Images of protein microcrystallization drops. (A) Microcrystallization images processed by the proposed segmentation method: original drop image obtained by an ordinary light microscope, image bias map, and image after removal of the background (upper panel, left to right). The image after removal of the image bias and filling of the image background with the average of the edges of the bias corrected image, image after application of the localized fuzzy c-mean clustering algorithm, and segmented images were used to analyze the number of microcrystals (lower panel, left to right). The original image size was 2592 $\times$ 1944 pixels, and the localized fuzzy c-mean algorithm was applied to a small region of 200 $\times$ 200 pixels. (B) Comparison of manual and proposed microcrystal counting methods for selected regions of an image (upper panel): selected regions 1–6 of the original image (top row), manually marked microcrystals in each region (middle row), and microcrystals in each region marked by the proposed method (bottom row).

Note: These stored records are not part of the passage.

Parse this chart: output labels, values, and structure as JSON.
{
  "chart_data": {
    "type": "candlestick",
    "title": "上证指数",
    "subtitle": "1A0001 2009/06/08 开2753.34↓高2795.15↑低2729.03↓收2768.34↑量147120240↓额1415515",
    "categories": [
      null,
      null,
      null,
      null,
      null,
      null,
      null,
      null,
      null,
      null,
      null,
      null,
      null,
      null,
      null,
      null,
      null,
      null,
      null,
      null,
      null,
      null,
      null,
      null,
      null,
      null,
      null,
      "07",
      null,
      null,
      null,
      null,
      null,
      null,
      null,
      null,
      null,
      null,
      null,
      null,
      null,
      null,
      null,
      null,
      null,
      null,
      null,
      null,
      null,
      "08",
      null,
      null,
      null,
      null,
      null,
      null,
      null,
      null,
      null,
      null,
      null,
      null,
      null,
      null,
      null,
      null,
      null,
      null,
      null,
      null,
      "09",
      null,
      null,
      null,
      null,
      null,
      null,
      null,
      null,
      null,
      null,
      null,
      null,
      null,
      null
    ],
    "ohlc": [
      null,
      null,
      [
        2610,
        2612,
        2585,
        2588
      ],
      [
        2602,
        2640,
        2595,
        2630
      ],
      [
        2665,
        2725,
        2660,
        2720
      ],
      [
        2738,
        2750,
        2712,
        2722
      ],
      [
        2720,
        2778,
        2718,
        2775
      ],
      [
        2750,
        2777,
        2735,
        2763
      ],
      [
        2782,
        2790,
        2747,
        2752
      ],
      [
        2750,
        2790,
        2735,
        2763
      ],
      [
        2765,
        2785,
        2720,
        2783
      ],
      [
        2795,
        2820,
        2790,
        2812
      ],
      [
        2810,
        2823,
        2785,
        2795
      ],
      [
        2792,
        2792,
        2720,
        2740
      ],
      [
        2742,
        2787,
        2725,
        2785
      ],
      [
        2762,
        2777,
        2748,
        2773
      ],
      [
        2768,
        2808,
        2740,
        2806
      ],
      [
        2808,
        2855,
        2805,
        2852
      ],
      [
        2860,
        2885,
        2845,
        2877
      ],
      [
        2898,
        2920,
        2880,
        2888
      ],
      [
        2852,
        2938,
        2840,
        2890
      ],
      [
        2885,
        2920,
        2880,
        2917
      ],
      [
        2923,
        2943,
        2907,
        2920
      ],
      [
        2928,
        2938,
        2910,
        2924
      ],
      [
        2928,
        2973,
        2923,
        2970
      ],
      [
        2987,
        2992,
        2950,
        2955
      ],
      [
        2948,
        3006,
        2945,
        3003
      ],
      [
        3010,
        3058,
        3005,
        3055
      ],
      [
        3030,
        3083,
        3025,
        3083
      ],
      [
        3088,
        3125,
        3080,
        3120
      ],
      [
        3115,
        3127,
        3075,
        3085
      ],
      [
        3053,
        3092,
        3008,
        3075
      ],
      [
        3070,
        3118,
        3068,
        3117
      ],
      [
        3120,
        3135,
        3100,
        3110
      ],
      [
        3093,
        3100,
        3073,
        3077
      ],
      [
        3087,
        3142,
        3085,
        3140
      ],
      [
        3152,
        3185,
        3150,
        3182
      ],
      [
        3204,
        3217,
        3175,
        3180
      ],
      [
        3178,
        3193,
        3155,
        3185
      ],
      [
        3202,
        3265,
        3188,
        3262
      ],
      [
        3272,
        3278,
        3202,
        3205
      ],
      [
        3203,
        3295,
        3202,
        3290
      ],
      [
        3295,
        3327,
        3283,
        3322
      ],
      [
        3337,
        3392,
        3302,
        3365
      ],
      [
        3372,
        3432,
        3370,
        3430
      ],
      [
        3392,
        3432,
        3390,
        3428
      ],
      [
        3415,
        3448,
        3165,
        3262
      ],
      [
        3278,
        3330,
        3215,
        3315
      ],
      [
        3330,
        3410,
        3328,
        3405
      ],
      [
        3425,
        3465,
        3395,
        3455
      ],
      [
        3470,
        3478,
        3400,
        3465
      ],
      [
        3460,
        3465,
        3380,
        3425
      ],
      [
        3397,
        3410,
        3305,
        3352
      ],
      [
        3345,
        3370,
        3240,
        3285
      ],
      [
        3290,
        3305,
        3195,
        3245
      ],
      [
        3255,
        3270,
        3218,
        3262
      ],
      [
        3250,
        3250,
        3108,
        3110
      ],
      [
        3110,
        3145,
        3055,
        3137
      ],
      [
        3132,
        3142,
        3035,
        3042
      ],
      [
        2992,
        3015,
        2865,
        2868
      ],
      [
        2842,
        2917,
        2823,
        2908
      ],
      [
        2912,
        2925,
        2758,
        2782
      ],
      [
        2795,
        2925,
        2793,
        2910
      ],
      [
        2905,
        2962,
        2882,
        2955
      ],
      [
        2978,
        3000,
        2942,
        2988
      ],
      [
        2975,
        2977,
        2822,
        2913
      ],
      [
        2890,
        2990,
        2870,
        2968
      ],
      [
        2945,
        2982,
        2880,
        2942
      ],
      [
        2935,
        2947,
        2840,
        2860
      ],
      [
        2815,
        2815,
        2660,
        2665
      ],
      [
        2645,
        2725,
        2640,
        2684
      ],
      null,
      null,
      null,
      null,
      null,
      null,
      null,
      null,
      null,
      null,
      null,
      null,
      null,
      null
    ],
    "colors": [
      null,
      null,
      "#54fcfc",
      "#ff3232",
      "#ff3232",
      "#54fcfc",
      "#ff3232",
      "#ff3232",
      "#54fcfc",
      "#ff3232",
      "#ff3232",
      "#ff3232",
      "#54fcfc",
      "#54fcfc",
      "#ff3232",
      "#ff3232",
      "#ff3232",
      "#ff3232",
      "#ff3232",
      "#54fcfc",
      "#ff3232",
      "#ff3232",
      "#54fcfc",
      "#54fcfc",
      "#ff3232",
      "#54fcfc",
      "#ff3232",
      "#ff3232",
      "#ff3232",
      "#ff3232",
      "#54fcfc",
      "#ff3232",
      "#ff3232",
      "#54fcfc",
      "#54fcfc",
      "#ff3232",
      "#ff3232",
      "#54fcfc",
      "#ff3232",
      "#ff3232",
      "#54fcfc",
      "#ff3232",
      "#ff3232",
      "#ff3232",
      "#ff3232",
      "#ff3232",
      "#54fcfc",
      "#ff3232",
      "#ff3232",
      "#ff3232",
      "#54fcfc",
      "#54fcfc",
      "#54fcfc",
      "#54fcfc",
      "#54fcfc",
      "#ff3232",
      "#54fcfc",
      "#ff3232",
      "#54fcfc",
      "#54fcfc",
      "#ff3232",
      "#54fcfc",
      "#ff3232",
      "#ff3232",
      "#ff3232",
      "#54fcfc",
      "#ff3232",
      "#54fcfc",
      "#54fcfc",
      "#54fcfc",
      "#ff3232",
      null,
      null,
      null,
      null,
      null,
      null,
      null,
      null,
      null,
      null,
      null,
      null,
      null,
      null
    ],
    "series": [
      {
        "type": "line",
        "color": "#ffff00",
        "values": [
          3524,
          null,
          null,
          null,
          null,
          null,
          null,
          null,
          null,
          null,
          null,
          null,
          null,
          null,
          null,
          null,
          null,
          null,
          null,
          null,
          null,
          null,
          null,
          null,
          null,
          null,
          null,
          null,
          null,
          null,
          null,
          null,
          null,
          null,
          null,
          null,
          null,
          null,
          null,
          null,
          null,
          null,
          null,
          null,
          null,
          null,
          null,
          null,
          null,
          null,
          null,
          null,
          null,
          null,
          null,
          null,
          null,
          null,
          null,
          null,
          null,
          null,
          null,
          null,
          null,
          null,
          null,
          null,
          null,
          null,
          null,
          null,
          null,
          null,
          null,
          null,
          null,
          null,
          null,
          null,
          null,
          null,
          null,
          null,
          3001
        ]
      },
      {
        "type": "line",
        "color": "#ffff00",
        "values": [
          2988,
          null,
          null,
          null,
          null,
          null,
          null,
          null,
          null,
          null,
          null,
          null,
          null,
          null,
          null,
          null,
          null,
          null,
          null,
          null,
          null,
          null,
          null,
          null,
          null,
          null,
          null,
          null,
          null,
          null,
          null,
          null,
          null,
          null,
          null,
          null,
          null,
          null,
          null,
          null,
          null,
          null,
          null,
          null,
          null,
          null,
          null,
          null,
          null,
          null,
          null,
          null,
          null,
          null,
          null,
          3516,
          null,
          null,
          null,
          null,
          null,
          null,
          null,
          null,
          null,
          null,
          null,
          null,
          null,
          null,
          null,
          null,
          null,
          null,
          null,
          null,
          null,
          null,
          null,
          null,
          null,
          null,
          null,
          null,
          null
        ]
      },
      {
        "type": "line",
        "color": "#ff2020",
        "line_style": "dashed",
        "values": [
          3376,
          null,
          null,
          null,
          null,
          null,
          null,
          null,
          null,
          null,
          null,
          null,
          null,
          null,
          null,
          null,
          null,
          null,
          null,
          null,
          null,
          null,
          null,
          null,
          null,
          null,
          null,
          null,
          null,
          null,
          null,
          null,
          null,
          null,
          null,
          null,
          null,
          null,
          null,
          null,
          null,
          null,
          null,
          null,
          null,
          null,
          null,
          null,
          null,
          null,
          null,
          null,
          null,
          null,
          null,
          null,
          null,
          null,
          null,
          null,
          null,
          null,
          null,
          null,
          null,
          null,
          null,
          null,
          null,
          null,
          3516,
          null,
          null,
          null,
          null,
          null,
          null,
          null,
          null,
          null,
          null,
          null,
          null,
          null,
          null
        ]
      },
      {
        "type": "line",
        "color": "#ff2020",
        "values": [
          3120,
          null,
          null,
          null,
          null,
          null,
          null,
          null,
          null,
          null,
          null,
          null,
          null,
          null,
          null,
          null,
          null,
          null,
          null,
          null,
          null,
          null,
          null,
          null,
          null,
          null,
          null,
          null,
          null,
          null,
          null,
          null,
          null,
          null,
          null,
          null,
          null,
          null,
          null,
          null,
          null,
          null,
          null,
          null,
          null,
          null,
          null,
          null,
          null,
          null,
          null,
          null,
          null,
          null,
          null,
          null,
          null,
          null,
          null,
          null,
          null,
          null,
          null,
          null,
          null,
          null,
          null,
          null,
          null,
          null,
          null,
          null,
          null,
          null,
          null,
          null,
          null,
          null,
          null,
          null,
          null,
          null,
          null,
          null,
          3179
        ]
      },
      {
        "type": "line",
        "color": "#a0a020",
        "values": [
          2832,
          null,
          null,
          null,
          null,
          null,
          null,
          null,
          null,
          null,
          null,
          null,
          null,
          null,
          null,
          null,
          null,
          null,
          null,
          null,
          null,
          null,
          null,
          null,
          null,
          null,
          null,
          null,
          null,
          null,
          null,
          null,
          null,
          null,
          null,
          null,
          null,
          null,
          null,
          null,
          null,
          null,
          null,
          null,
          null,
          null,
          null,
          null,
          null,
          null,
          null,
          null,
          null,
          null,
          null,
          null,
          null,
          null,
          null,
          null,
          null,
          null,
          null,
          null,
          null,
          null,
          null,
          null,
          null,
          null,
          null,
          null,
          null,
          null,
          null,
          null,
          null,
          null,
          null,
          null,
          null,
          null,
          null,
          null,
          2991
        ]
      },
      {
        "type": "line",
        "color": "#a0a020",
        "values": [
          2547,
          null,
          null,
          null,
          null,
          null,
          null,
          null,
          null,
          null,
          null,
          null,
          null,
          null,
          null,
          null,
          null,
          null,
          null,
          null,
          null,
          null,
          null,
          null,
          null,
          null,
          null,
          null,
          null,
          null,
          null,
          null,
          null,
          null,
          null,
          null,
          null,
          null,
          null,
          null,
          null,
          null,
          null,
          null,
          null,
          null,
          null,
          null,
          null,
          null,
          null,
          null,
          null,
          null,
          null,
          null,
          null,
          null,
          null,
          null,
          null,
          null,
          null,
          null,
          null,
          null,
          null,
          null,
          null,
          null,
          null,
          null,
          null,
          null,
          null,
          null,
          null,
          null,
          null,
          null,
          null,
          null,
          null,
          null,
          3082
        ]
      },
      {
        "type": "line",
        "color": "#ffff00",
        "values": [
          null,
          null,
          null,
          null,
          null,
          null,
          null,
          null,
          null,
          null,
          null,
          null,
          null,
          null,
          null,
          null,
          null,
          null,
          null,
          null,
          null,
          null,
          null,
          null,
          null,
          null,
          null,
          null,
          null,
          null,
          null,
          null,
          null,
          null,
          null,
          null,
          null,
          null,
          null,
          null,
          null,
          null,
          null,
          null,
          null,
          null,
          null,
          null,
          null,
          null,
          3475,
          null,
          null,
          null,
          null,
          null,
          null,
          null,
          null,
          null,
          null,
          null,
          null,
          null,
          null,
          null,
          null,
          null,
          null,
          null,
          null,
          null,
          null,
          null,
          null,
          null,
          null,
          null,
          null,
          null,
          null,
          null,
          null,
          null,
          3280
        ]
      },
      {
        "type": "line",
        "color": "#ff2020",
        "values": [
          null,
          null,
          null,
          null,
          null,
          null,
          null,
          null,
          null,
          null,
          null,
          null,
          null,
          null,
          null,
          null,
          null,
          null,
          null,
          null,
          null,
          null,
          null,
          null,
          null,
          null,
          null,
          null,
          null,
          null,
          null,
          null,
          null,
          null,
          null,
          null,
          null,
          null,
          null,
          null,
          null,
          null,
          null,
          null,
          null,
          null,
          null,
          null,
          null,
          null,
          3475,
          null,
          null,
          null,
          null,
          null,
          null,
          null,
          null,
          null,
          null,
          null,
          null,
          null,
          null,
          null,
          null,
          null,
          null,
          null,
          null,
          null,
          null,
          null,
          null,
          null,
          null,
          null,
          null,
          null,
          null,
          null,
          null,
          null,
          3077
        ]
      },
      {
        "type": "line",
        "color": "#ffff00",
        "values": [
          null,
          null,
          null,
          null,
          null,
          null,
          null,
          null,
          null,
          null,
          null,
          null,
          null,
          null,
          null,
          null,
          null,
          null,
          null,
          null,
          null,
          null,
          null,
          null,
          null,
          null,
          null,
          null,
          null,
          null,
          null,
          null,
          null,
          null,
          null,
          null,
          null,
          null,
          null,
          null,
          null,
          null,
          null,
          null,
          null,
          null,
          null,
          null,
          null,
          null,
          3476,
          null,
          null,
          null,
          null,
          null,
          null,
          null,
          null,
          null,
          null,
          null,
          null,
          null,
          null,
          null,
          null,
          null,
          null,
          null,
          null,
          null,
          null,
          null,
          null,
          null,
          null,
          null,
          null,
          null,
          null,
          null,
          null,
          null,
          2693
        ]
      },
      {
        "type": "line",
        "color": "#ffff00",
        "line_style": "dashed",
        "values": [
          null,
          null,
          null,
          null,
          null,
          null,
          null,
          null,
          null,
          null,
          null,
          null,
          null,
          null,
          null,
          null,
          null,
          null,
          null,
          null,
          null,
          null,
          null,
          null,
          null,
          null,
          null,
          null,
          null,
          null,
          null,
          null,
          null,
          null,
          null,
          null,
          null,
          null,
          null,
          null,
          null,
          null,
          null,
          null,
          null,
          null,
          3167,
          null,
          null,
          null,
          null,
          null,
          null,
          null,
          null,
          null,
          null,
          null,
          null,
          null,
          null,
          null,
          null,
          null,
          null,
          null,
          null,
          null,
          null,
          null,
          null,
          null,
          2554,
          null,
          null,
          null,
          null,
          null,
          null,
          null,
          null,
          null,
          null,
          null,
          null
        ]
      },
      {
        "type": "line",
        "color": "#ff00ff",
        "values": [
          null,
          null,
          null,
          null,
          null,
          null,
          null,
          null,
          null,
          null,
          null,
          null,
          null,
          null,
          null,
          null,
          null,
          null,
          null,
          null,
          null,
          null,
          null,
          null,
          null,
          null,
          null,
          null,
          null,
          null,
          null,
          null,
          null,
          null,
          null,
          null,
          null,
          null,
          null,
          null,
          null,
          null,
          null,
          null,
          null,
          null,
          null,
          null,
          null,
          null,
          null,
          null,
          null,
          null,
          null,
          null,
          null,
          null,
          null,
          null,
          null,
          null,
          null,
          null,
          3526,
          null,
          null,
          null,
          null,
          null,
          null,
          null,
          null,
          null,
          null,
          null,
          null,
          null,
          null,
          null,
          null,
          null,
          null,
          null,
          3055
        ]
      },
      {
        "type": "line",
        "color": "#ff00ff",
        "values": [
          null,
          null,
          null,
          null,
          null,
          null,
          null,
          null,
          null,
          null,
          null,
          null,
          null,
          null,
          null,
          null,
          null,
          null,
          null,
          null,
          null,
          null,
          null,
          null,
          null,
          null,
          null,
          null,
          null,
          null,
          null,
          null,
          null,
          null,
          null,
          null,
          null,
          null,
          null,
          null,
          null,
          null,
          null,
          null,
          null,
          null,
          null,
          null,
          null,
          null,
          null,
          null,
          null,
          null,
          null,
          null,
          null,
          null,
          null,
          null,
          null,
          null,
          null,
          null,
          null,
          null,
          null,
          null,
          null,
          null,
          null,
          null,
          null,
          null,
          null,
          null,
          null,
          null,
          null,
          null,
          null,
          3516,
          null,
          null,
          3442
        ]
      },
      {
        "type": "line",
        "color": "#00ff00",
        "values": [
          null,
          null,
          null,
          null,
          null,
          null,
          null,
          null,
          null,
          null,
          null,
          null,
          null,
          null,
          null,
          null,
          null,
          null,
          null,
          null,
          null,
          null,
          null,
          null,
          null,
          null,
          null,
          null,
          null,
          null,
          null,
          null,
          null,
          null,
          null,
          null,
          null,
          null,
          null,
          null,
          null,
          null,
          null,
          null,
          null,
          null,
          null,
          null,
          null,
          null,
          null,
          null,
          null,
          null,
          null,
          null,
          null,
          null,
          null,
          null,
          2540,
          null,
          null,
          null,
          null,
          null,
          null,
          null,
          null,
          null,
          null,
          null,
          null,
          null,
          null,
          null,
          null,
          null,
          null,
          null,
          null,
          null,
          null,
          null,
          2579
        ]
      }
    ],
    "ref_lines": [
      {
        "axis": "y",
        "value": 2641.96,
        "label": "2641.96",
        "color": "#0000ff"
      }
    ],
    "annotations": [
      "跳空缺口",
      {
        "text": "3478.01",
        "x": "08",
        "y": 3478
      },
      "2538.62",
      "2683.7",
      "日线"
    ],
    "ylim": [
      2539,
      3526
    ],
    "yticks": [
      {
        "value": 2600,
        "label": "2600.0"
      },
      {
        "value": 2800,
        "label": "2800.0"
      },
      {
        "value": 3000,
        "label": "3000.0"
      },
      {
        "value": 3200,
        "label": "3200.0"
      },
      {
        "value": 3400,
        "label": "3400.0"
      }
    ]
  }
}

The number of microcrystals counted manually was plotted against that of microcrystals counted by the proposed method (lower panel). The microcrystals were counted by three experts four times and by the proposed method three times. The data represent the means ± SD. (C) Original high-resolution (left) and ordinary light (right) microscopy images (upper panel) and the histogram analysis results of the high-resolution (left) and ordinary light (right) microscopy images (lower panel).

Figure 4

Supersaturation-controlled microcrystallization as a function of evaporation period for microcrystallization of lysozyme. (A) Plots of microcrystal density as a function of evaporation period for microcrystallization of lysozyme. The microcrystal densities were analyzed manually (upper panel) and by the proposed algorithm (lower panel). The lines are for a 1.8 μL drop with time periods from 0 to 22 min. Lysozyme protein concentrations of 55, 65 and 75 mg/mL were used, as shown by dashed dotted, dashed and continuous lines, respectively. The microcrystal densities at each time were calculated manually four times (upper panel) and by the proposed method three times (lower panel). The data represent the means ± SD. (B) Schematic representation of a two-dimensional phase diagram, illustrating estimated paths of microcrystallization, indicated by arrows, mediated by the supersaturation-controlled microcrystallization method. Long diagonal and short vertical arrows represent the changes in concentration for each time delay, resulting in the formation of single crystals, micro- or nanocrystals, and precipitates. The gray-scale in the arrows represents a real-time estimate from 0 to 720 min. The paths lead through different levels of supersaturation to rapidly reach the border between the metastable, nucleation, and precipitation zones.